Data Science and Big Data Analytics

Data Science and Big Data Analytics
Title Data Science and Big Data Analytics PDF eBook
Author Durgesh Kumar Mishra
Publisher Springer
Pages 418
Release 2018-08-01
Genre Technology & Engineering
ISBN 9811076413

Download Data Science and Big Data Analytics Book in PDF, Epub and Kindle

This book presents conjectural advances in big data analysis, machine learning and computational intelligence, as well as their potential applications in scientific computing. It discusses major issues pertaining to big data analysis using computational intelligence techniques, and the conjectural elements are supported by simulation and modelling applications to help address real-world problems. An extensive bibliography is provided at the end of each chapter. Further, the main content is supplemented by a wealth of figures, graphs, and tables, offering a valuable guide for researchers in the field of big data analytics and computational intelligence.

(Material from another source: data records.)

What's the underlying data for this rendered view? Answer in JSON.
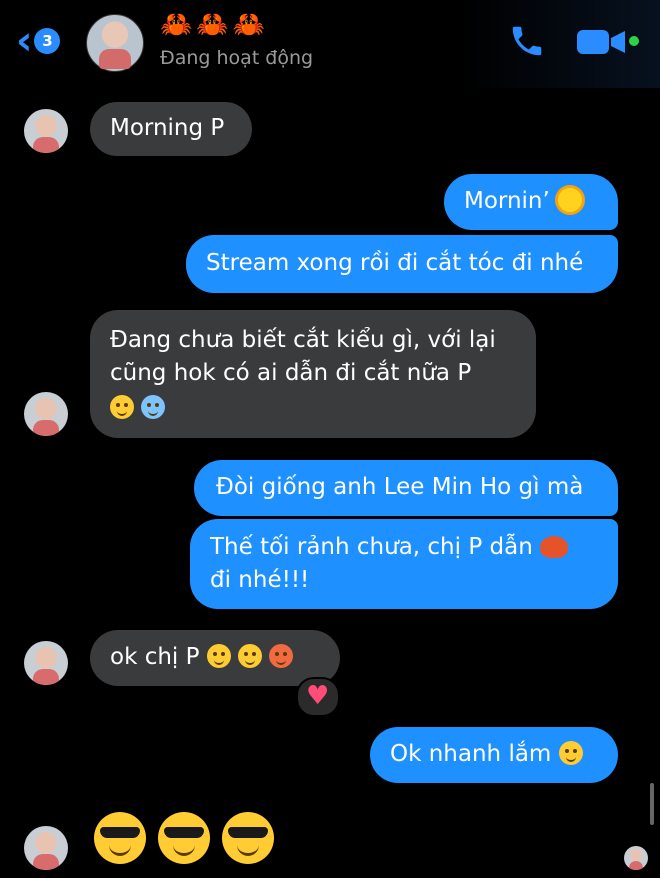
{
  "header": {
    "back_count": "3",
    "title_emojis": "🦀🦀🦀",
    "status": "Đang hoạt động",
    "icons": {
      "back": "chevron-left-icon",
      "call": "phone-icon",
      "video": "video-camera-icon"
    },
    "accent": "#2a8cff",
    "online_color": "#2bd24a"
  },
  "messages": [
    {
      "side": "in",
      "text": "Morning P"
    },
    {
      "side": "out",
      "text": "Mornin’"
    },
    {
      "side": "out",
      "text": "Stream xong rồi đi cắt tóc đi nhé"
    },
    {
      "side": "in",
      "lines": [
        "Đang chưa biết cắt kiểu gì, với lại",
        "cũng hok có ai dẫn đi cắt nữa P"
      ],
      "emojis": [
        "eye-roll-emoji",
        "crying-emoji"
      ]
    },
    {
      "side": "out",
      "text": "Đòi giống anh Lee Min Ho gì mà"
    },
    {
      "side": "out",
      "lines": [
        "Thế tối rảnh chưa, chị P dẫn",
        "đi nhé!!!"
      ],
      "emoji": "crab-emoji"
    },
    {
      "side": "in",
      "text": "ok chị P",
      "emojis": [
        "upside-down-face-emoji",
        "hugging-face-emoji",
        "angry-face-emoji"
      ],
      "reaction": "heart-icon"
    },
    {
      "side": "out",
      "text": "Ok nhanh lắm",
      "emoji": "unamused-face-emoji"
    },
    {
      "side": "in",
      "emojis": [
        "sunglasses-face-emoji",
        "sunglasses-face-emoji",
        "sunglasses-face-emoji"
      ]
    }
  ],
  "colors": {
    "incoming": "#3a3b3c",
    "outgoing": "#1e90ff",
    "background": "#000000"
  }
}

Encyclopedia of Data Science and Machine Learning

Encyclopedia of Data Science and Machine Learning
Title Encyclopedia of Data Science and Machine Learning PDF eBook
Author Wang, John
Publisher IGI Global
Pages 3296
Release 2023-01-20
Genre Computers
ISBN 1799892212

Download Encyclopedia of Data Science and Machine Learning Book in PDF, Epub and Kindle

Big data and machine learning are driving the Fourth Industrial Revolution. With the age of big data upon us, we risk drowning in a flood of digital data. Big data has now become a critical part of both the business world and daily life, as the synthesis and synergy of machine learning and big data has enormous potential. Big data and machine learning are projected to not only maximize citizen wealth, but also promote societal health. As big data continues to evolve and the demand for professionals in the field increases, access to the most current information about the concepts, issues, trends, and technologies in this interdisciplinary area is needed. The Encyclopedia of Data Science and Machine Learning examines current, state-of-the-art research in the areas of data science, machine learning, data mining, and more. It provides an international forum for experts within these fields to advance the knowledge and practice in all facets of big data and machine learning, emphasizing emerging theories, principals, models, processes, and applications to inspire and circulate innovative findings into research, business, and communities. Covering topics such as benefit management, recommendation system analysis, and global software development, this expansive reference provides a dynamic resource for data scientists, data analysts, computer scientists, technical managers, corporate executives, students and educators of higher education, government officials, researchers, and academicians.